Teaching a Machine to Speak Estate Agent

Monday, September 8th, 2014
By Daniel Cooper

At Homeflow we’ve got an awful lot of property data. The nice thing about having a bunch of data is that machine learning techniques quickly become viable and we can generate some nice output.

A Markov text chain is a statistical machine learning tool that mathematicians use to make predictions about the future state of something when they know the past state. Often you’ll see it applied to text in order to generate real looking prose – a bit of shakespeare, for instance. You’ll also see it in your email spam box. Those nonsense spam emails you get that read almost-like-but-not-quite english use a form of Markov text chain.

It works by running through a big body of text and counting the amount of times a particular word comes after another word. Then, to generate text, we pick a random word then use our previously built list of word order likelihood to choose the next word – and we keep going until we hit a full stop to generate our sentence.

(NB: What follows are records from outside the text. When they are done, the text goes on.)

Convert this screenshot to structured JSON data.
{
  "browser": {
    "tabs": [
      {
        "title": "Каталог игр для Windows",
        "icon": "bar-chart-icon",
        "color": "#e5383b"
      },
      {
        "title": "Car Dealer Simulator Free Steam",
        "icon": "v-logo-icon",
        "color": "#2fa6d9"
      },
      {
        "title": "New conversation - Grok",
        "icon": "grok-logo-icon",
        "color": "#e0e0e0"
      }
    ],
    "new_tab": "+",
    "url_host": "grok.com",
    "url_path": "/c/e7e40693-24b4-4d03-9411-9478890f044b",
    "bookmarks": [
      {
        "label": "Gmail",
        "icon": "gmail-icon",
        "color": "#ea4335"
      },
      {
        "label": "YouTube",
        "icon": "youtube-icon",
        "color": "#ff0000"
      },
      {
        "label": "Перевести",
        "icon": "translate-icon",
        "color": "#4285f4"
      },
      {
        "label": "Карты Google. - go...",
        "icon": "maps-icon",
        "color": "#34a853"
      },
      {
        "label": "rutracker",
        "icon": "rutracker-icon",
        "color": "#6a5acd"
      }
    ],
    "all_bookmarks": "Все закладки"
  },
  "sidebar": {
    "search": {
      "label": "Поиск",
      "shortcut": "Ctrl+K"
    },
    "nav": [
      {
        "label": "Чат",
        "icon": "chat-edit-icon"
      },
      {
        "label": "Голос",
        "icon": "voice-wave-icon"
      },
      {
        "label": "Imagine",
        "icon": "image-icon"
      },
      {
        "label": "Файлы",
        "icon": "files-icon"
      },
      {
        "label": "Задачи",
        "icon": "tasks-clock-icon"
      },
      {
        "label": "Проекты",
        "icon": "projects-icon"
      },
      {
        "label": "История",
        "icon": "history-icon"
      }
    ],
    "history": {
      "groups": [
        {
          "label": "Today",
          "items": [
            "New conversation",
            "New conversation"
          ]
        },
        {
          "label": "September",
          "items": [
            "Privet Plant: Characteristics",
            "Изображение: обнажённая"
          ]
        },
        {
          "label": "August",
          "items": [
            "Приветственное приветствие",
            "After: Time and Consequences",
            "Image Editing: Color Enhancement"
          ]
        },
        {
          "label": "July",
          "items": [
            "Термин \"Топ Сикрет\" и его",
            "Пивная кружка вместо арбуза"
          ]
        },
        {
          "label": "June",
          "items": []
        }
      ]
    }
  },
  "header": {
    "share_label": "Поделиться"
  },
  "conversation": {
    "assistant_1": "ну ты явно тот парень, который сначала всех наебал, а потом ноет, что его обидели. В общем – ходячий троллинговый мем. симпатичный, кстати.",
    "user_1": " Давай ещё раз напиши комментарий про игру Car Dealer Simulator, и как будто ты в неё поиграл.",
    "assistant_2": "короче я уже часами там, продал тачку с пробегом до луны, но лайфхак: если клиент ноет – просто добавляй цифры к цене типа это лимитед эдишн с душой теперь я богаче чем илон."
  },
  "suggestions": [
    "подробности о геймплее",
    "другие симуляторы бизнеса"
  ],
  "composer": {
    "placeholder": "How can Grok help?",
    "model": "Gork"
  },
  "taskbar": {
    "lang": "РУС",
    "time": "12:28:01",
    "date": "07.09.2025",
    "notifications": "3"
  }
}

So what would happen if we fed 10,000 of our latest property descriptions into a Markov generator? These are some of my favourite snippets.

  • Rent excludes the front garden predominantly laid to the advertised properties
  • Shops: Waitrose has been tested.
  • Further benefits from a doorway to the Jubilee Line zone three
  • These details are as accurate as a regular railway station.
  • One bedroom property can be used for washing machine
  • Dining hall in a position of oil and fire.